The crisis is not only Zambian. Across Africa, road traffic injuries remain a major public health problem. The WHO African Region recorded an estimated 225,482 road traffic deaths in 2021. Africa carries 19 percent of global road traffic deaths despite having only 15 percent of the world’s population and just 3 percent of the world’s vehicles.

This is the uncomfortable point Zambia must face. As vehicle ownership rises, cities expand and motorcycles become more common, the country cannot wait for deaths to rise before acting. Prevention is cheaper than emergency care. A raised crossing is cheaper than surgery. A 30 km/h school zone is cheaper than a funeral. A protected walking route is cheaper than lifelong disability.

What Zambia should do now

First, every school on a high risk road should have a basic safety assessment. This does not require a complicated national study before action begins. Local authorities, RTSA, police, schools and organisations such as ZRST can identify the most dangerous school corridors and start with practical improvements.

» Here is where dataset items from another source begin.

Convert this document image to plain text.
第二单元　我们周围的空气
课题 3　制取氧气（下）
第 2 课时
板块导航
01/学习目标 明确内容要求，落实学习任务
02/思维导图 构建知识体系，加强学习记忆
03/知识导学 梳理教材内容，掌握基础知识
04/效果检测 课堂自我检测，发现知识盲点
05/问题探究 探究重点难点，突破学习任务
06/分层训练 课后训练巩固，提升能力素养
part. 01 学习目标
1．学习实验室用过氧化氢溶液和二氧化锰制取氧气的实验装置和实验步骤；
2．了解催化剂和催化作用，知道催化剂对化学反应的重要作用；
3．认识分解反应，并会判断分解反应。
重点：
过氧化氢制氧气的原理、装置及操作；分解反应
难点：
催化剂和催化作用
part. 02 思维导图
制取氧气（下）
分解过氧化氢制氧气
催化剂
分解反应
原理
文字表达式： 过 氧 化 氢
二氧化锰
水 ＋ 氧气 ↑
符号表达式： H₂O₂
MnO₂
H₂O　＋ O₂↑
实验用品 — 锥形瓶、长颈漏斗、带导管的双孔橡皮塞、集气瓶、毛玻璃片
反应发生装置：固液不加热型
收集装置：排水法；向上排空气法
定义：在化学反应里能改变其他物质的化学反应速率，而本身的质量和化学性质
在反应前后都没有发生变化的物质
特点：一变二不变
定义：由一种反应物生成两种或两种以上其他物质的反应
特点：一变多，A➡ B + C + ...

Second, 30 km/h school zones should become standard around schools, not occasional pilot projects. A school zone that depends on goodwill alone will fail. It needs signs, traffic calming, enforcement and public communication.

Third, school infrastructure must be funded. Zambia cannot continue treating pedestrian safety as an optional extra. Lusaka’s decision to ringfence part of parking levy revenue for walking and cycling infrastructure is the kind of local financing mechanism that should be expanded and protected.

Fourth, road safety education should be part of school life. Children need age appropriate lessons on crossing, visibility, safe walking, cycling, public transport and passenger behaviour. Parents also need guidance, especially on dangerous drop off behaviour near school gates.

Fifth, corporate Zambia should stop treating road safety as charity and start treating it as social investment. Banks, insurers, fuel companies, logistics firms, mines, manufacturers and telecoms all depend on safe transport systems. Supporting safe school corridors is not public relations, it is a direct investment in the communities that sustain their businesses.

A child’s journey to school should not be a test of survival

The measure of a serious country is not how fast its vehicles move, but whether its children can cross the road safely.

Zambia has the knowledge. It has committed institutions. It has examples of success. What is still missing is scale, financing and political urgency.

The Zambia Road Safety Trust has shown that safer school journeys are possible when infrastructure, education, community engagement and public leadership come together. The next step is to move from isolated interventions to a national programme of safe school corridors.

Every child should be able to walk to school without fear. Every parent should expect their child to return home. Every school gate should be a place of learning, not a point of danger.

That is not too much to ask. It is the minimum Zambia owes its children.